Review of the Multidisciplinary Integrated Treatment Plan Problem List dated 02/10/16 revealed Alteration in Health Maintenance R/T Diabetes, Coronary Artery Disease, Hypertension, and Gastro Esophageal Reflux Disease. The problem list had only blood sugar, CAD, and GERD checked. There were no interventions or goals documented.

In an interview on 02/15/16 at 3:10 p.m. with S3RDCS confirmed there were no interventions or goals listed for Patient #4. S3RDCS further stated that the treatment plan should be completed upon admission by the nurse.



30984

ADEQUATE STAFF TO PROVIDE NECESSARY NURSING CARE

Tag No.: B0150

Based on record review and interview the hospital failed to ensure all direct care staff had appropriate skills and qualifications for providing patient care in a psychiatric setting as evidenced by 2 (S7LPN, S8LPN) of 2 agency staff not having training or experience in the psychiatric setting. Findings:

Review of S7LPN's personnel file revealed 2/15/16 was the first shift S7LPN had worked at the hospital. Further review revealed a check off list titled "Agency MHT Competency Orientation", dated 02/15/16 had been signed by S7LPN. Review of a document titled, Agency Orientation Guidelines, revealed in part: Orientation/Competencies, 2. Provide the appropriate orientation package, RN, LPN, or MHT. 3. Review and educate with the agency staff on all components of the education form. 5. Skills checklist must be completed.

Review of S8LPN's personnel file revealed that there was no documented evidence of assessment of competencies or completion of hospital orientation.

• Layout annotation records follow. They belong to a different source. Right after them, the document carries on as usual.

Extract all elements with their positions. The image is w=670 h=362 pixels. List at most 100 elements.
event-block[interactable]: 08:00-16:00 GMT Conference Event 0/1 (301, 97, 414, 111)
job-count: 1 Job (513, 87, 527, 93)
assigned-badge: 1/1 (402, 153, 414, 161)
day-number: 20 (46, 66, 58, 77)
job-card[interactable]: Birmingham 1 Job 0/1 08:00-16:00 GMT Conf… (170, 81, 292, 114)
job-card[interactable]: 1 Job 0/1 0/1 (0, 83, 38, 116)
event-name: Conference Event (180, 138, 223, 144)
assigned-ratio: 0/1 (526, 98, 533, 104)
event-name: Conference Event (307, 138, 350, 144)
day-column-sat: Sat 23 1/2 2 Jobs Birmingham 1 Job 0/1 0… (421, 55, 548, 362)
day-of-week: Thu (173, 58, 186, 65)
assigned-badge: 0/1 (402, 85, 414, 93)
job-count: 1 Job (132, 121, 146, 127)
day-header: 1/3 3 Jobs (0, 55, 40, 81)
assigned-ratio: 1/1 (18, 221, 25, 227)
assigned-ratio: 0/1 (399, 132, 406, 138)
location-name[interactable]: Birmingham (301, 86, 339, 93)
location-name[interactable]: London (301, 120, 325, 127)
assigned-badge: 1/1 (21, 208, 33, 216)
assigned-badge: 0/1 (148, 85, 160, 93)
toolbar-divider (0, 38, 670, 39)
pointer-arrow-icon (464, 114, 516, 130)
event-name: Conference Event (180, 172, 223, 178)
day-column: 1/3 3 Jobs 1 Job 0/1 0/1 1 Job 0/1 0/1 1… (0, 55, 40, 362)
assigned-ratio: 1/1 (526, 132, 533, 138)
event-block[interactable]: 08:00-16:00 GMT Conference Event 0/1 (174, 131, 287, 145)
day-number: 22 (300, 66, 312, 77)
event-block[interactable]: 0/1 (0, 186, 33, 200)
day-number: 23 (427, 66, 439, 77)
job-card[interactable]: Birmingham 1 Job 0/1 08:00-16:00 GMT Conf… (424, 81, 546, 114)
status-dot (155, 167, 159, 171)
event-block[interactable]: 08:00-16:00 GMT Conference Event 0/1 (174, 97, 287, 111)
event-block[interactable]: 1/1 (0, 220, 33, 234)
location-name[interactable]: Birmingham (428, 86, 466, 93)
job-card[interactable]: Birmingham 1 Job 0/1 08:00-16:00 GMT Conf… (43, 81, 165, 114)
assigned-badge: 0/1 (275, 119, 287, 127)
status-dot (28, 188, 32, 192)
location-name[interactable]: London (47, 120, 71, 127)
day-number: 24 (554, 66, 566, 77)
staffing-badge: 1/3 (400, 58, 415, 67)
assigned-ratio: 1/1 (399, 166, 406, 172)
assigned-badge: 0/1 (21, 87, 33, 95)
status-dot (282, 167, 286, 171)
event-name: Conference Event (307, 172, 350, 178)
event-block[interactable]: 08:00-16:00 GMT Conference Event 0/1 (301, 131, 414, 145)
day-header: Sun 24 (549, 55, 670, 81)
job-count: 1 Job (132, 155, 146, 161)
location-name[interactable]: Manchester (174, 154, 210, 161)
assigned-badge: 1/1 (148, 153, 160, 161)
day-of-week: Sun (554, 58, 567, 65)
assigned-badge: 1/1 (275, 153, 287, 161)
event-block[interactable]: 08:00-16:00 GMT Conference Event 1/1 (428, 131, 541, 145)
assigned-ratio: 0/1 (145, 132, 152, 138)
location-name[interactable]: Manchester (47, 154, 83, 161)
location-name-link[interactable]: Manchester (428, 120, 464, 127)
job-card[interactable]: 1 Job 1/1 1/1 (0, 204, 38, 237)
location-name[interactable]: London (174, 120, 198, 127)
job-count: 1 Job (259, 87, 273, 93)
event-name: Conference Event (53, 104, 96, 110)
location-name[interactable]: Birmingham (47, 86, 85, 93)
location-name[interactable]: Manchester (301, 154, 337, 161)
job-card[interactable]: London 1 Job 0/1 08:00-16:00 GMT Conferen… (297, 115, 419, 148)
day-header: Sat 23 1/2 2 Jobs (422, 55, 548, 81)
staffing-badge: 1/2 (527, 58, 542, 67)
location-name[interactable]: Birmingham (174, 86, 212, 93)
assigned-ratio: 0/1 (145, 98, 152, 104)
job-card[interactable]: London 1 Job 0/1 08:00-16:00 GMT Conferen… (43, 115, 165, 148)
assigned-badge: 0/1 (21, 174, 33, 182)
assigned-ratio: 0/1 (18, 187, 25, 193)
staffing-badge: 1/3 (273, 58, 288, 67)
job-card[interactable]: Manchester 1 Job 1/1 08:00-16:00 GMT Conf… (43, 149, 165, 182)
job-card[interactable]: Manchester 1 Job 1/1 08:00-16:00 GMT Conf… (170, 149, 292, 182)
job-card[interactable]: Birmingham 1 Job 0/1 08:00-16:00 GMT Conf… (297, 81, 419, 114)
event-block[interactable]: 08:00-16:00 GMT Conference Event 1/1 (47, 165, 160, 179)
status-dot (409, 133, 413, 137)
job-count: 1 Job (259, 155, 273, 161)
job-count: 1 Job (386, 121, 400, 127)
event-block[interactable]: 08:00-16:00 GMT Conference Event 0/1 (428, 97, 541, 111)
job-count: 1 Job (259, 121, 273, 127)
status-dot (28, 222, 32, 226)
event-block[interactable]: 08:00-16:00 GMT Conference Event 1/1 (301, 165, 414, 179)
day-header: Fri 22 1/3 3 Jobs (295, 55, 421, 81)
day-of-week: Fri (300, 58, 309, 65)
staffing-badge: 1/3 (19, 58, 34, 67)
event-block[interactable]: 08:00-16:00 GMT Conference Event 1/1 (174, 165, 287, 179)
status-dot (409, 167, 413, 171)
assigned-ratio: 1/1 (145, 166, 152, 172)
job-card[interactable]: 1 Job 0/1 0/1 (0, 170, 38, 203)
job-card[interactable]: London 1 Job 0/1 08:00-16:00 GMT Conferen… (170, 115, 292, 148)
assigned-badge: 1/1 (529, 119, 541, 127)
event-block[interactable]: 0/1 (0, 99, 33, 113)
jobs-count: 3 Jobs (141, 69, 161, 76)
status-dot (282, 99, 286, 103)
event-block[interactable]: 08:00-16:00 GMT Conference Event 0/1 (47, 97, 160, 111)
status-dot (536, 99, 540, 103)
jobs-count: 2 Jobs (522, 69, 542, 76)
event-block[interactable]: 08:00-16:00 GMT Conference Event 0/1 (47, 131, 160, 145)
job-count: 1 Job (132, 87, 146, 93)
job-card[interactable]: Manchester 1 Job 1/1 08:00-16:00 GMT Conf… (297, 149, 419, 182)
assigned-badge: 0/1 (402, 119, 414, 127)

In an interview on 02/17/17 at 9:40 a.m. with S6HR, she indicated the personnel records for S7LPN and S8LPN were complete and there were no other forms or records. S6HR also indicated the nurse staffing agency usually sent over a packet on each person. S6HR indicated she did not know why S7LPN and S8LPN did not have a completed packet.

In an interview on 02/17/17 at 12:00 p.m. with S2DON, she confirmed the hospital used agency nurses to cover staffing shortages. S2DON stated that when an agency nurse came to the hospital, Human Resources collects all of the required documentation and certifications required by the hospital, from the agency. S2DON was not aware that S7LPN and S8LPN had not completed the required orientation training.